Drop Those Stop Words
It doesn’t matter if you’re writing exclusively for your traffic; you’re going to have a limit on how many characters can be displayed. If you’re writing a meta title then you need to cap it around the 65 character limit and if you’re writing a blog post you’re still going to have a limit on how much content can be displayed. This means you need to seriously cut any stop words, they’re needed for structure and to make sense but for the most part they’re useless.
Things like and, how, what, the are often needed to make sense of a title but the brain will usually add these in whether they’re there or not. Look at a headline on a tabloid paper; although these are meant to be grammatically incorrect they very rarely contain any stop words.
Cap The First Letter Of Each Word
Although this is grammatically incorrect it’s recommended you capitalise the first letter of each word in a title, this helps it stand out and it engages the user. When you type in a phrase into the search engines you’ll notice the vast majority of website results returned will always have the first letter of each word capped in the meta title and a good way to get your descriptions to subtly stand out is to cap the first letter of each word in your call to action.
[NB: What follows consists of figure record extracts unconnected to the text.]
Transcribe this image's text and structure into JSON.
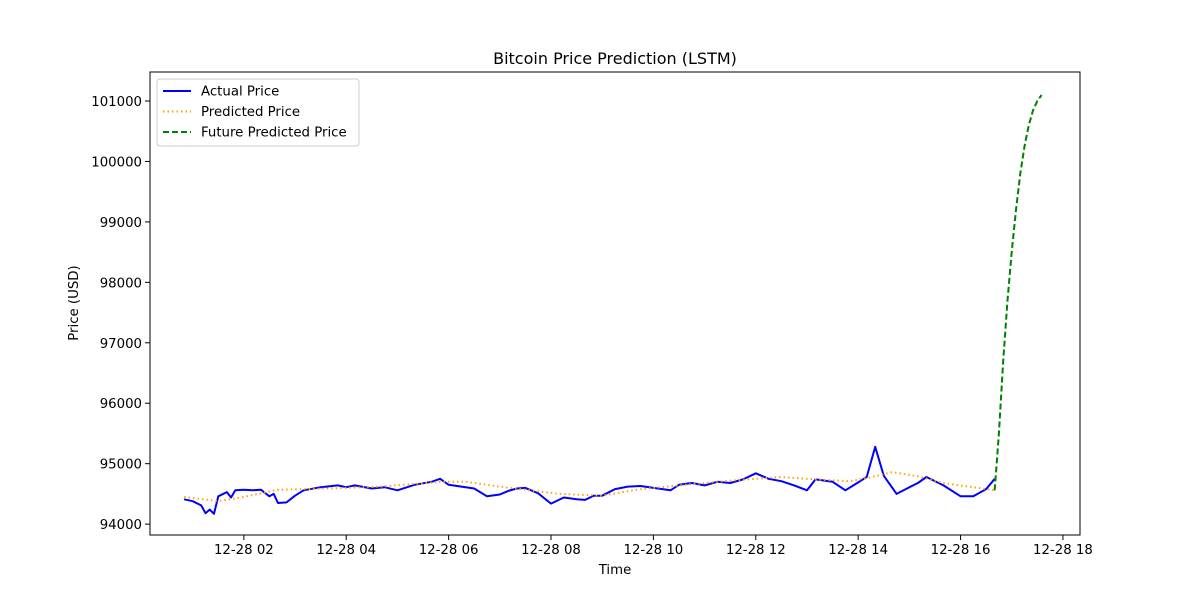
{
  "chart_data": {
    "type": "line",
    "title": "Bitcoin Price Prediction (LSTM)",
    "xlabel": "Time",
    "ylabel": "Price (USD)",
    "x_ticks": [
      {
        "value": "2024-12-28T02:00",
        "label": "12-28 02"
      },
      {
        "value": "2024-12-28T04:00",
        "label": "12-28 04"
      },
      {
        "value": "2024-12-28T06:00",
        "label": "12-28 06"
      },
      {
        "value": "2024-12-28T08:00",
        "label": "12-28 08"
      },
      {
        "value": "2024-12-28T10:00",
        "label": "12-28 10"
      },
      {
        "value": "2024-12-28T12:00",
        "label": "12-28 12"
      },
      {
        "value": "2024-12-28T14:00",
        "label": "12-28 14"
      },
      {
        "value": "2024-12-28T16:00",
        "label": "12-28 16"
      },
      {
        "value": "2024-12-28T18:00",
        "label": "12-28 18"
      }
    ],
    "y_ticks": [
      94000,
      95000,
      96000,
      97000,
      98000,
      99000,
      100000,
      101000
    ],
    "xlim": [
      "2024-12-28T00:10",
      "2024-12-28T18:20"
    ],
    "ylim": [
      93820,
      101480
    ],
    "legend_position": "top-left",
    "grid": false,
    "series": [
      {
        "name": "Actual Price",
        "color": "#0000ff",
        "style": "solid",
        "points": [
          [
            "2024-12-28T00:50",
            94410
          ],
          [
            "2024-12-28T01:00",
            94380
          ],
          [
            "2024-12-28T01:10",
            94310
          ],
          [
            "2024-12-28T01:15",
            94180
          ],
          [
            "2024-12-28T01:20",
            94240
          ],
          [
            "2024-12-28T01:25",
            94170
          ],
          [
            "2024-12-28T01:30",
            94460
          ],
          [
            "2024-12-28T01:40",
            94530
          ],
          [
            "2024-12-28T01:45",
            94440
          ],
          [
            "2024-12-28T01:50",
            94560
          ],
          [
            "2024-12-28T02:00",
            94570
          ],
          [
            "2024-12-28T02:10",
            94560
          ],
          [
            "2024-12-28T02:20",
            94570
          ],
          [
            "2024-12-28T02:30",
            94460
          ],
          [
            "2024-12-28T02:35",
            94500
          ],
          [
            "2024-12-28T02:40",
            94350
          ],
          [
            "2024-12-28T02:50",
            94360
          ],
          [
            "2024-12-28T03:00",
            94470
          ],
          [
            "2024-12-28T03:10",
            94560
          ],
          [
            "2024-12-28T03:30",
            94610
          ],
          [
            "2024-12-28T03:50",
            94640
          ],
          [
            "2024-12-28T04:00",
            94610
          ],
          [
            "2024-12-28T04:10",
            94640
          ],
          [
            "2024-12-28T04:30",
            94590
          ],
          [
            "2024-12-28T04:45",
            94610
          ],
          [
            "2024-12-28T05:00",
            94560
          ],
          [
            "2024-12-28T05:20",
            94650
          ],
          [
            "2024-12-28T05:40",
            94700
          ],
          [
            "2024-12-28T05:50",
            94750
          ],
          [
            "2024-12-28T06:00",
            94650
          ],
          [
            "2024-12-28T06:15",
            94620
          ],
          [
            "2024-12-28T06:30",
            94590
          ],
          [
            "2024-12-28T06:45",
            94460
          ],
          [
            "2024-12-28T07:00",
            94490
          ],
          [
            "2024-12-28T07:10",
            94550
          ],
          [
            "2024-12-28T07:20",
            94590
          ],
          [
            "2024-12-28T07:30",
            94600
          ],
          [
            "2024-12-28T07:45",
            94510
          ],
          [
            "2024-12-28T08:00",
            94340
          ],
          [
            "2024-12-28T08:15",
            94440
          ],
          [
            "2024-12-28T08:30",
            94410
          ],
          [
            "2024-12-28T08:40",
            94400
          ],
          [
            "2024-12-28T08:50",
            94470
          ],
          [
            "2024-12-28T09:00",
            94470
          ],
          [
            "2024-12-28T09:15",
            94580
          ],
          [
            "2024-12-28T09:30",
            94620
          ],
          [
            "2024-12-28T09:45",
            94630
          ],
          [
            "2024-12-28T10:00",
            94600
          ],
          [
            "2024-12-28T10:20",
            94560
          ],
          [
            "2024-12-28T10:30",
            94650
          ],
          [
            "2024-12-28T10:45",
            94680
          ],
          [
            "2024-12-28T11:00",
            94640
          ],
          [
            "2024-12-28T11:15",
            94700
          ],
          [
            "2024-12-28T11:30",
            94680
          ],
          [
            "2024-12-28T11:45",
            94740
          ],
          [
            "2024-12-28T12:00",
            94840
          ],
          [
            "2024-12-28T12:15",
            94750
          ],
          [
            "2024-12-28T12:30",
            94710
          ],
          [
            "2024-12-28T12:45",
            94640
          ],
          [
            "2024-12-28T13:00",
            94560
          ],
          [
            "2024-12-28T13:10",
            94740
          ],
          [
            "2024-12-28T13:30",
            94700
          ],
          [
            "2024-12-28T13:45",
            94560
          ],
          [
            "2024-12-28T14:00",
            94690
          ],
          [
            "2024-12-28T14:10",
            94780
          ],
          [
            "2024-12-28T14:20",
            95280
          ],
          [
            "2024-12-28T14:30",
            94800
          ],
          [
            "2024-12-28T14:45",
            94500
          ],
          [
            "2024-12-28T15:00",
            94610
          ],
          [
            "2024-12-28T15:10",
            94680
          ],
          [
            "2024-12-28T15:20",
            94780
          ],
          [
            "2024-12-28T15:40",
            94640
          ],
          [
            "2024-12-28T16:00",
            94460
          ],
          [
            "2024-12-28T16:15",
            94460
          ],
          [
            "2024-12-28T16:30",
            94580
          ],
          [
            "2024-12-28T16:40",
            94750
          ]
        ]
      },
      {
        "name": "Predicted Price",
        "color": "#ffa500",
        "style": "dotted",
        "points": [
          [
            "2024-12-28T00:50",
            94450
          ],
          [
            "2024-12-28T01:30",
            94380
          ],
          [
            "2024-12-28T02:00",
            94450
          ],
          [
            "2024-12-28T02:40",
            94570
          ],
          [
            "2024-12-28T03:40",
            94590
          ],
          [
            "2024-12-28T04:40",
            94620
          ],
          [
            "2024-12-28T05:50",
            94700
          ],
          [
            "2024-12-28T06:20",
            94700
          ],
          [
            "2024-12-28T07:00",
            94620
          ],
          [
            "2024-12-28T08:10",
            94500
          ],
          [
            "2024-12-28T09:00",
            94470
          ],
          [
            "2024-12-28T09:40",
            94570
          ],
          [
            "2024-12-28T10:30",
            94640
          ],
          [
            "2024-12-28T11:30",
            94720
          ],
          [
            "2024-12-28T12:30",
            94780
          ],
          [
            "2024-12-28T13:10",
            94740
          ],
          [
            "2024-12-28T13:50",
            94710
          ],
          [
            "2024-12-28T14:10",
            94760
          ],
          [
            "2024-12-28T14:40",
            94860
          ],
          [
            "2024-12-28T15:10",
            94790
          ],
          [
            "2024-12-28T15:40",
            94680
          ],
          [
            "2024-12-28T16:40",
            94560
          ]
        ]
      },
      {
        "name": "Future Predicted Price",
        "color": "#008000",
        "style": "dashed",
        "points": [
          [
            "2024-12-28T16:40",
            94560
          ],
          [
            "2024-12-28T16:45",
            95500
          ],
          [
            "2024-12-28T16:50",
            96700
          ],
          [
            "2024-12-28T16:55",
            97700
          ],
          [
            "2024-12-28T17:00",
            98500
          ],
          [
            "2024-12-28T17:05",
            99200
          ],
          [
            "2024-12-28T17:10",
            99800
          ],
          [
            "2024-12-28T17:15",
            100250
          ],
          [
            "2024-12-28T17:20",
            100600
          ],
          [
            "2024-12-28T17:25",
            100850
          ],
          [
            "2024-12-28T17:30",
            101000
          ],
          [
            "2024-12-28T17:35",
            101100
          ]
        ]
      }
    ]
  }
}
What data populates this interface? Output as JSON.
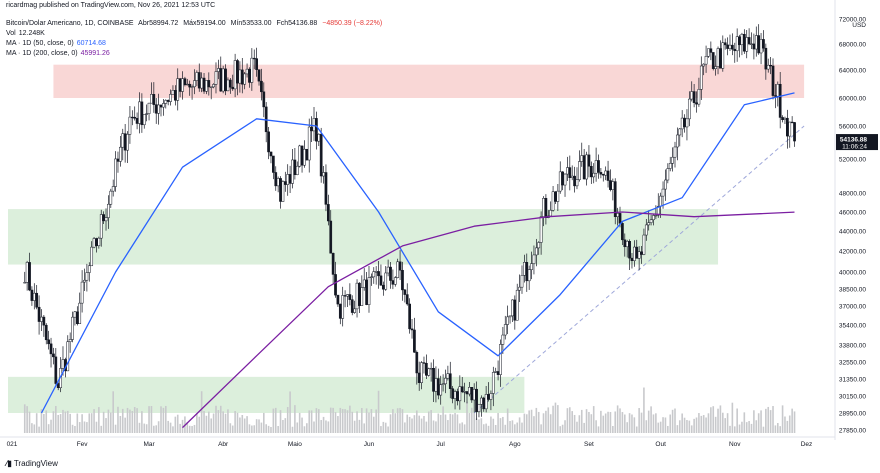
{
  "header": {
    "publish_line": "ricardmag published on TradingView.com, Nov 26, 2021 12:53 UTC",
    "symbol": "Bitcoin/Dolar Americano, 1D, COINBASE",
    "ohlc": {
      "open_label": "Abr",
      "open": "58994.72",
      "high_label": "Máx",
      "high": "59194.00",
      "low_label": "Mín",
      "low": "53533.00",
      "close_label": "Fch",
      "close": "54136.88",
      "change": "−4850.39 (−8.22%)"
    },
    "volume": {
      "label": "Vol",
      "value": "12.248K"
    },
    "ma50": {
      "label": "MA · 1D (50, close, 0)",
      "value": "60714.68"
    },
    "ma200": {
      "label": "MA · 1D (200, close, 0)",
      "value": "45991.26"
    }
  },
  "price_axis": {
    "currency": "USD",
    "ticks": [
      "72000.00",
      "68000.00",
      "64000.00",
      "60000.00",
      "56000.00",
      "52000.00",
      "48000.00",
      "46000.00",
      "44000.00",
      "42000.00",
      "40000.00",
      "38500.00",
      "37000.00",
      "35400.00",
      "33800.00",
      "32550.00",
      "31350.00",
      "30150.00",
      "28950.00",
      "27850.00"
    ],
    "last_price": "54136.88",
    "countdown": "11:06:24"
  },
  "time_axis": {
    "ticks": [
      "021",
      "Fev",
      "Mar",
      "Abr",
      "Maio",
      "Jun",
      "Jul",
      "Ago",
      "Set",
      "Out",
      "Nov",
      "Dez"
    ]
  },
  "brand": "TradingView",
  "colors": {
    "up": "#131722",
    "down": "#131722",
    "ma50": "#2962ff",
    "ma200": "#7b1fa2",
    "resistance_zone": "#f8d0cf",
    "support_zone": "#d6ecd6",
    "trendline": "#9fa8da",
    "volume": "#c8c9cc"
  },
  "chart_data": {
    "type": "candlestick",
    "title": "Bitcoin/Dolar Americano, 1D, COINBASE",
    "ylim": [
      27000,
      72500
    ],
    "y_scale": "log",
    "x_range": [
      "2021-01-01",
      "2021-12-10"
    ],
    "key_points": {
      "x": [
        "2021-01-08",
        "2021-01-22",
        "2021-02-21",
        "2021-03-13",
        "2021-04-14",
        "2021-04-25",
        "2021-05-10",
        "2021-05-19",
        "2021-06-14",
        "2021-06-22",
        "2021-07-20",
        "2021-08-13",
        "2021-08-23",
        "2021-09-06",
        "2021-09-21",
        "2021-10-20",
        "2021-11-10",
        "2021-11-26"
      ],
      "close": [
        40500,
        31000,
        57000,
        61000,
        64000,
        48000,
        56000,
        37000,
        40000,
        31500,
        29800,
        46000,
        50000,
        51700,
        40500,
        65000,
        68900,
        54137
      ]
    },
    "moving_averages": [
      {
        "name": "MA · 1D (50, close, 0)",
        "x": [
          "2021-01-15",
          "2021-02-15",
          "2021-03-15",
          "2021-04-15",
          "2021-05-10",
          "2021-06-05",
          "2021-06-30",
          "2021-07-25",
          "2021-08-20",
          "2021-09-15",
          "2021-10-10",
          "2021-11-05",
          "2021-11-26"
        ],
        "values": [
          28950,
          40000,
          51000,
          57000,
          56000,
          46000,
          36500,
          33000,
          38000,
          45000,
          47500,
          59000,
          60715
        ]
      },
      {
        "name": "MA · 1D (200, close, 0)",
        "x": [
          "2021-03-15",
          "2021-04-15",
          "2021-05-15",
          "2021-06-15",
          "2021-07-15",
          "2021-08-15",
          "2021-09-15",
          "2021-10-15",
          "2021-11-26"
        ],
        "values": [
          28000,
          33000,
          38700,
          42500,
          44500,
          45500,
          46000,
          45500,
          45991
        ]
      }
    ],
    "zones": [
      {
        "name": "resistance",
        "from": 60000,
        "to": 64800,
        "x_start": "2021-01-20",
        "x_end": "2021-11-30"
      },
      {
        "name": "support",
        "from": 40700,
        "to": 46300,
        "x_start": "2021-01-01",
        "x_end": "2021-10-25"
      },
      {
        "name": "support-low",
        "from": 28950,
        "to": 31500,
        "x_start": "2021-01-01",
        "x_end": "2021-08-05"
      }
    ],
    "trendline": {
      "from": [
        "2021-07-15",
        28950
      ],
      "to": [
        "2021-11-30",
        56000
      ]
    }
  }
}
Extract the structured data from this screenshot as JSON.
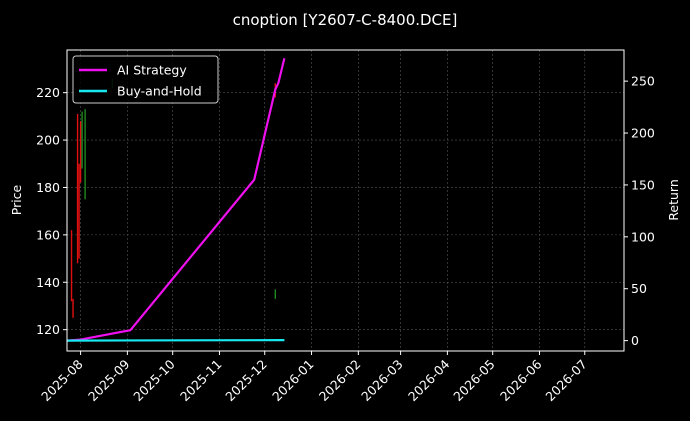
{
  "chart_data": {
    "type": "line",
    "title": "cnoption [Y2607-C-8400.DCE]",
    "xlabel": "",
    "ylabel": "Price",
    "y2label": "Return",
    "xlim": [
      "2025-07-23",
      "2026-07-27"
    ],
    "ylim": [
      111,
      238
    ],
    "y2lim": [
      -10,
      280
    ],
    "x_ticks": [
      "2025-08",
      "2025-09",
      "2025-10",
      "2025-11",
      "2025-12",
      "2026-01",
      "2026-02",
      "2026-03",
      "2026-04",
      "2026-05",
      "2026-06",
      "2026-07"
    ],
    "y_ticks": [
      120,
      140,
      160,
      180,
      200,
      220
    ],
    "y2_ticks": [
      0,
      50,
      100,
      150,
      200,
      250
    ],
    "grid": true,
    "legend_position": "top-left",
    "colors": {
      "background": "#000000",
      "grid": "#555555",
      "up": "#1f8a1f",
      "down": "#e01010",
      "ai_strategy": "#ee10ee",
      "buy_hold": "#18e8f0"
    },
    "price_segments": [
      {
        "date": "2025-07-26",
        "low": 132,
        "high": 162,
        "direction": "down"
      },
      {
        "date": "2025-07-27",
        "low": 125,
        "high": 133,
        "direction": "down"
      },
      {
        "date": "2025-07-30",
        "low": 148,
        "high": 211,
        "direction": "down"
      },
      {
        "date": "2025-07-31",
        "low": 150,
        "high": 190,
        "direction": "down"
      },
      {
        "date": "2025-08-01",
        "low": 182,
        "high": 208,
        "direction": "down"
      },
      {
        "date": "2025-08-02",
        "low": 188,
        "high": 212,
        "direction": "up"
      },
      {
        "date": "2025-08-04",
        "low": 175,
        "high": 213,
        "direction": "up"
      },
      {
        "date": "2025-08-22",
        "low": 222,
        "high": 226,
        "direction": "up"
      },
      {
        "date": "2025-12-08",
        "low": 133,
        "high": 137,
        "direction": "up"
      },
      {
        "date": "2025-12-08",
        "low": 218,
        "high": 224,
        "direction": "down"
      }
    ],
    "series": [
      {
        "name": "AI Strategy",
        "axis": "right",
        "points": [
          [
            "2025-07-23",
            0
          ],
          [
            "2025-08-01",
            1
          ],
          [
            "2025-09-03",
            10
          ],
          [
            "2025-11-24",
            155
          ],
          [
            "2025-12-08",
            242
          ],
          [
            "2025-12-10",
            248
          ],
          [
            "2025-12-14",
            272
          ]
        ]
      },
      {
        "name": "Buy-and-Hold",
        "axis": "right",
        "points": [
          [
            "2025-07-23",
            0
          ],
          [
            "2025-12-14",
            0.5
          ]
        ]
      }
    ]
  }
}
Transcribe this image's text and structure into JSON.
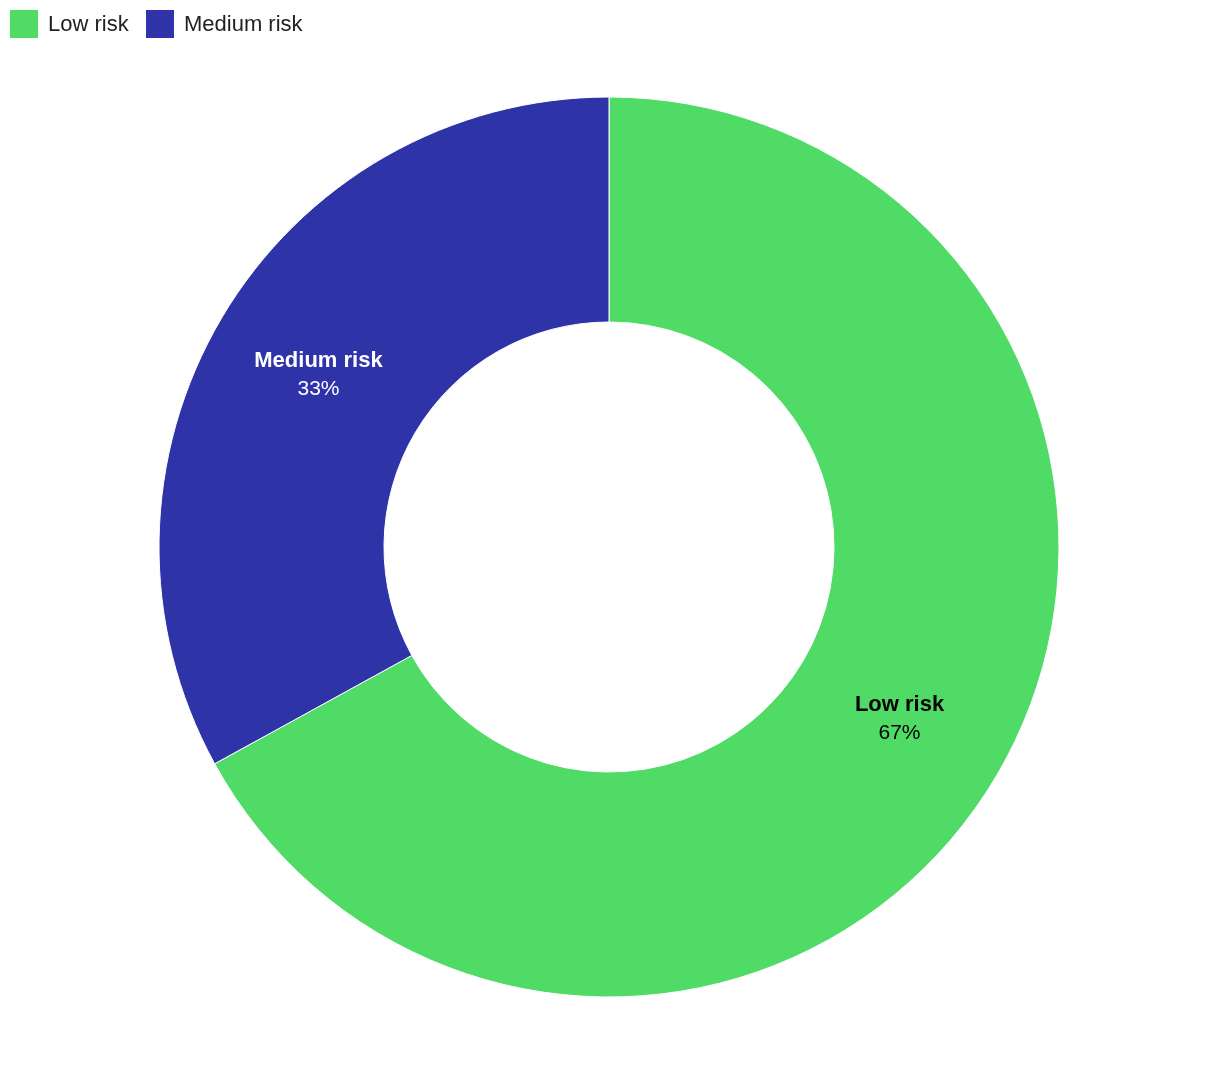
{
  "chart_data": {
    "type": "donut",
    "categories": [
      "Low risk",
      "Medium risk"
    ],
    "values": [
      67,
      33
    ],
    "colors": [
      "#4fdb66",
      "#2e33a8"
    ],
    "value_labels": [
      "67%",
      "33%"
    ],
    "legend": "top left"
  }
}
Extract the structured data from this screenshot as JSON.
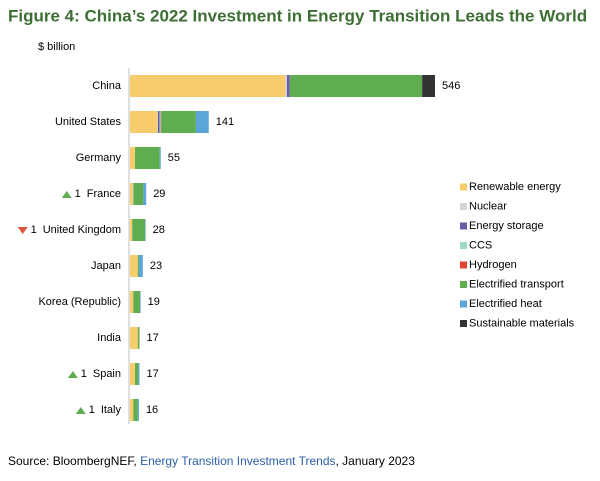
{
  "chart_data": {
    "type": "stacked-bar-horizontal",
    "title": "Figure 4: China’s 2022 Investment in Energy Transition Leads the World",
    "unit_label": "$ billion",
    "categories": [
      "China",
      "United States",
      "Germany",
      "France",
      "United Kingdom",
      "Japan",
      "Korea (Republic)",
      "India",
      "Spain",
      "Italy"
    ],
    "totals": [
      546,
      141,
      55,
      29,
      28,
      23,
      19,
      17,
      17,
      16
    ],
    "rank_changes": [
      null,
      null,
      null,
      {
        "direction": "up",
        "label": "1"
      },
      {
        "direction": "down",
        "label": "1"
      },
      null,
      null,
      null,
      {
        "direction": "up",
        "label": "1"
      },
      {
        "direction": "up",
        "label": "1"
      }
    ],
    "series": [
      {
        "name": "Renewable energy",
        "color": "#f6cd6a",
        "values": [
          278,
          49,
          9,
          5,
          4,
          14,
          6,
          14,
          9,
          6
        ]
      },
      {
        "name": "Nuclear",
        "color": "#d4d4d4",
        "values": [
          3,
          1,
          0,
          1,
          0,
          0,
          0,
          0,
          0,
          0
        ]
      },
      {
        "name": "Energy storage",
        "color": "#6b5aa6",
        "values": [
          5,
          3,
          0,
          0,
          0,
          0,
          0,
          0,
          0,
          0
        ]
      },
      {
        "name": "CCS",
        "color": "#9fd9c6",
        "values": [
          0,
          2,
          0,
          0,
          0,
          0,
          0,
          0,
          0,
          0
        ]
      },
      {
        "name": "Hydrogen",
        "color": "#e2452f",
        "values": [
          0,
          1,
          0,
          0,
          0,
          0,
          0,
          0,
          0,
          0
        ]
      },
      {
        "name": "Electrified transport",
        "color": "#5fad50",
        "values": [
          237,
          62,
          44,
          18,
          23,
          2,
          12,
          3,
          6,
          8
        ]
      },
      {
        "name": "Electrified heat",
        "color": "#5aa5d9",
        "values": [
          0,
          23,
          2,
          5,
          1,
          7,
          1,
          0,
          2,
          2
        ]
      },
      {
        "name": "Sustainable materials",
        "color": "#333333",
        "values": [
          23,
          0,
          0,
          0,
          0,
          0,
          0,
          0,
          0,
          0
        ]
      }
    ],
    "source": {
      "prefix": "Source: BloombergNEF, ",
      "link": "Energy Transition Investment Trends",
      "suffix": ", January 2023"
    }
  }
}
At the end of the day you can use all the psychology you like when it comes to getting attention but you need to have a certain degree of intelligence. Your titles need to be punchy and they need to be cleaver, they need to make people read it twice and actually take it in both times. This isn’t something everyone can do and there’s nothing wrong with that. If you know you’re not great at writing titles than do a quick Google to get inspiration or ask the person sat next to you if you’re at work. People feel that little bit proud when they make the association between your title and a famous quote or pop culture reference. Alliteration also works very well, starting each word with the same letter.
Keep It Quick And Simple
Your content might be longer than a copy of War and Peace but no one is even going to click through if they know this. Most people using the web to look for content want something concise and to the point so your title needs to highlight this. A quick guide to something or some top tips are great titles, if your content is then broken down further you need to make sure the heading continue to reassure the reader it won’t take long to read. They can see the content that’s there and they probably know how long it’s going to take to read but breaking it down makes it’s easier to assimilate.